Gewalt gegen Polizisten: Der Einsatzleiter stürzte in dieser Szene aus dem Jahr 2014 in Weimar zu Boden, nachdem er während einer Demonstration von Rechtsextremen attackiert worden war.

Bonn – Am Anfang war Schweigen und Schulterzucken, erzählt Stephan Hegger. Er ist Pressesprecher der Gewerkschaft der Polizei (GdP) in Nordrhein-Westfalen, die seit sieben Jahren das Phänomen Gewalt gegen Polizisten untersucht. Das Problem: Es gab kein Datenmaterial. "Früher hat das Landesinnenministerium immer gesagt, sie hätten keine Zahlen zu dem Thema."

Das ist heute anders. Wie aus der NRW-Studie des Innenministeriums von 2014 hervorgeht, an der mehr als 18 000 Polizisten teilnahmen, hatte mehr als jeder zweite Beamte mit Bürgerkontakt im Jahr 2011 einen tätlichen Angriff erlebt. Da schlugen Autofahrer zu, die bei Verkehrskontrollen angehalten wurden, oder ein Ehemann vergriff sich an einem Polizisten, nachdem seine Frau wegen häuslicher Gewalt die Beamten gerufen hatte.

Dieselbe Studie zeigt aber auch, dass von den tätlich Angegriffenen nur 57 Prozent einen Strafantrag stellten.

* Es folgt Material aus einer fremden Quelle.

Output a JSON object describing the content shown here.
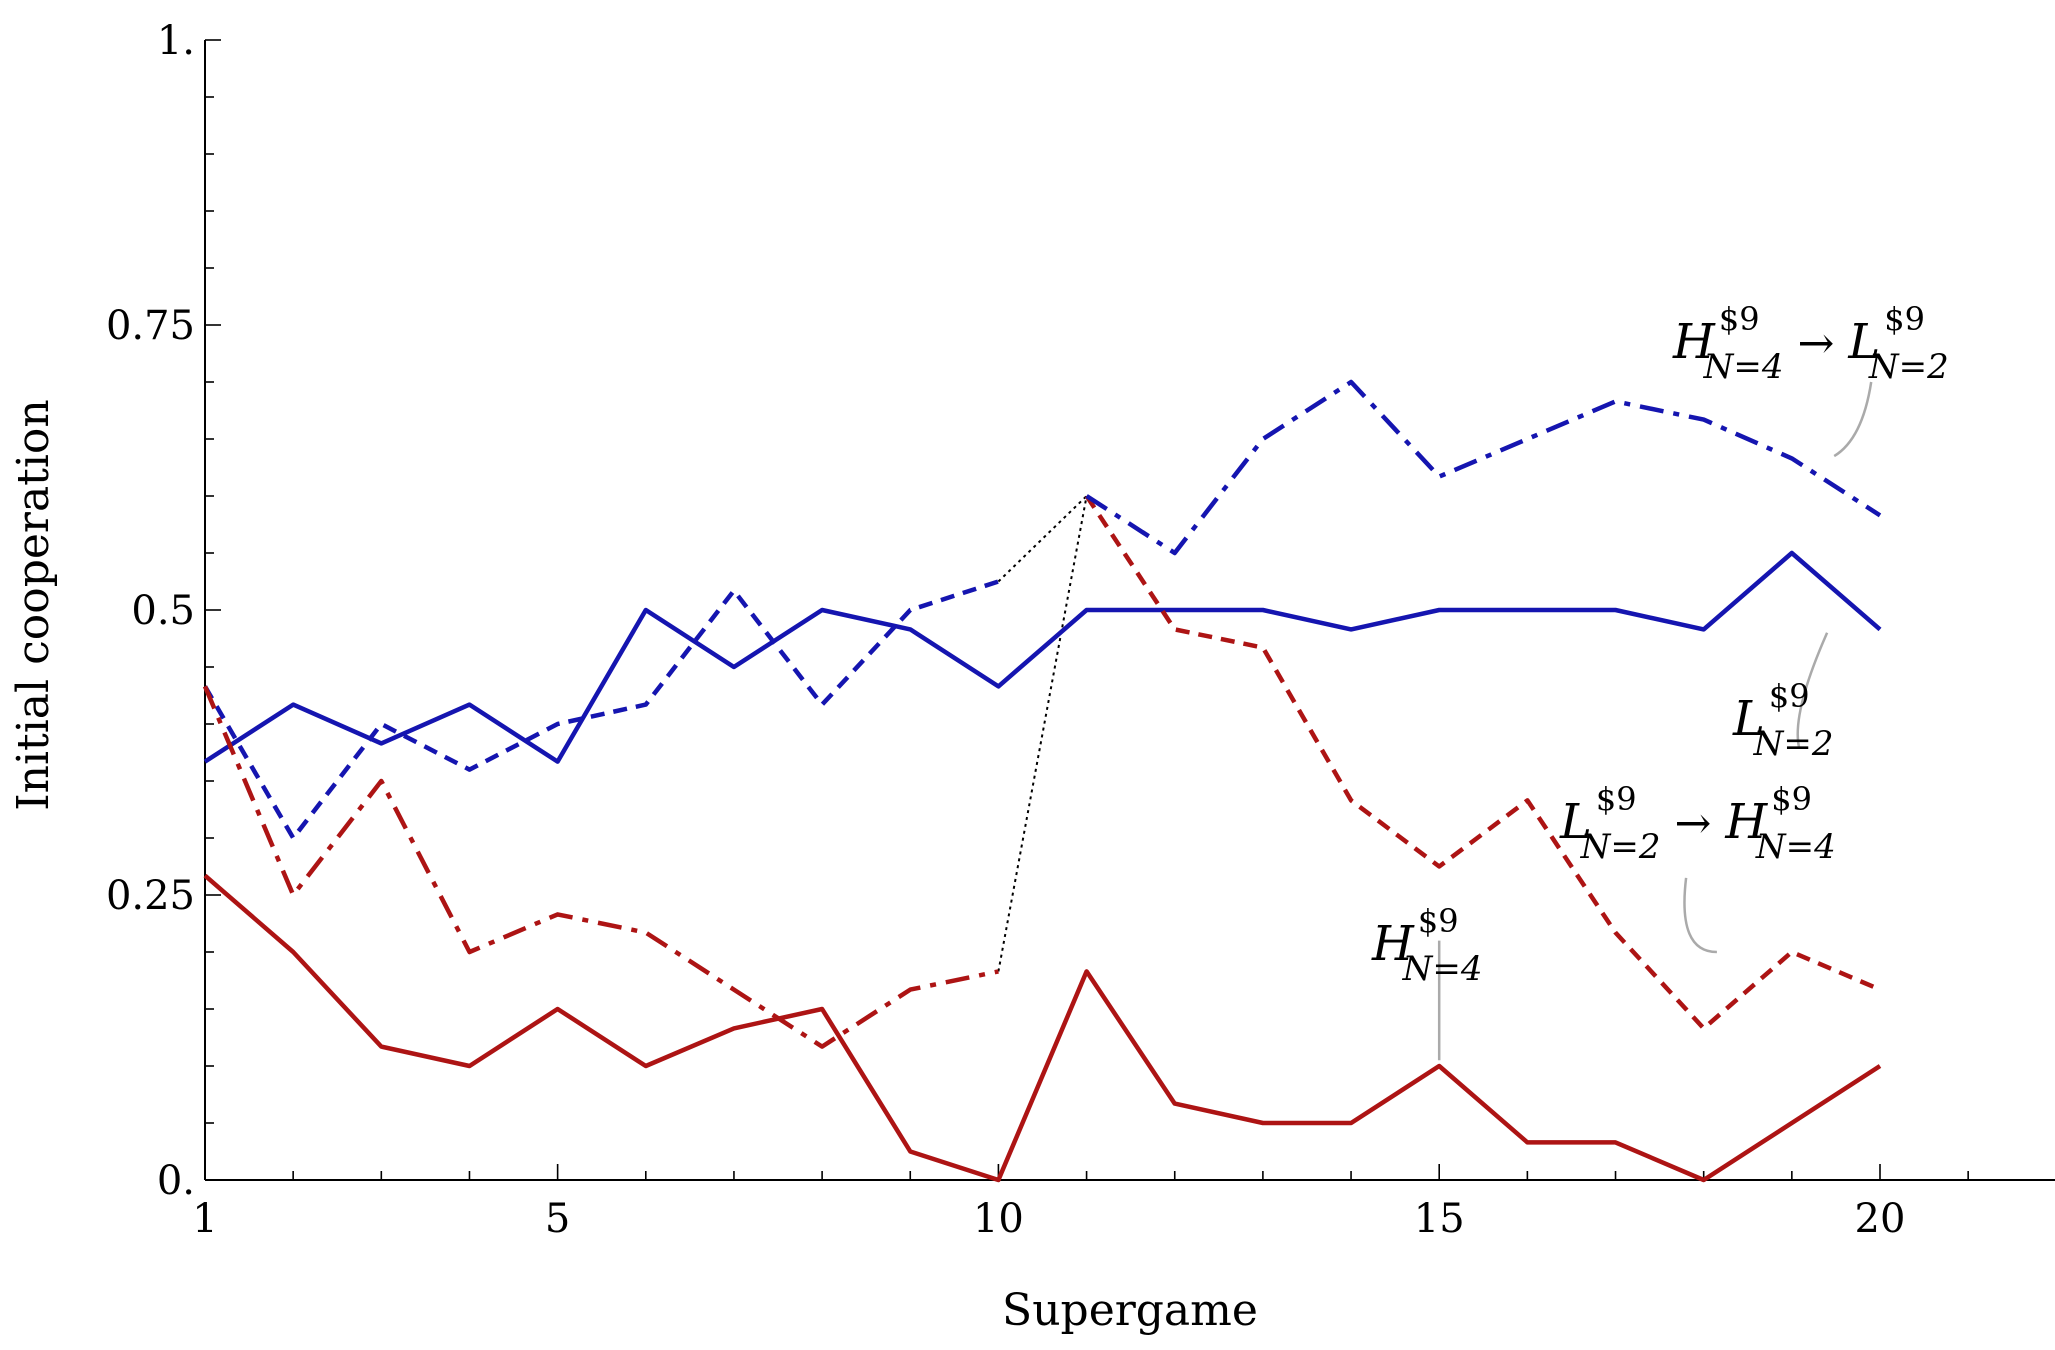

Viele Betroffene glauben nämlich, dass eine Anzeige aussichtslos ist, oder sie befürchten dienstliche Nachteile. "Unsere Erfahrung ist, dass die Gerichte das niederschlagen, weil sie bei Polizisten meinen, die Gewalterfahrung gehöre zur Jobbeschreibung", erklärt Hegger. "Das ist ein Skandal."

Dass die Bundesregierung nun eine Strafverschärfung vorsieht, begrüßt die Gewerkschaft. Geplant ist ein neuer Strafrechtsparagraf 114, in dem es heißt: "Wer einen Amtsträger oder Soldaten der Bundeswehr, der zur Vollstreckung von Gesetzen, Rechtsverordnungen, Urteilen, Gerichtsbeschlüssen oder Verfügungen berufen ist, bei einer Diensthandlung tätlich angreift, wird mit Freiheitsstrafe von drei Monaten bis zu fünf Jahren bestraft."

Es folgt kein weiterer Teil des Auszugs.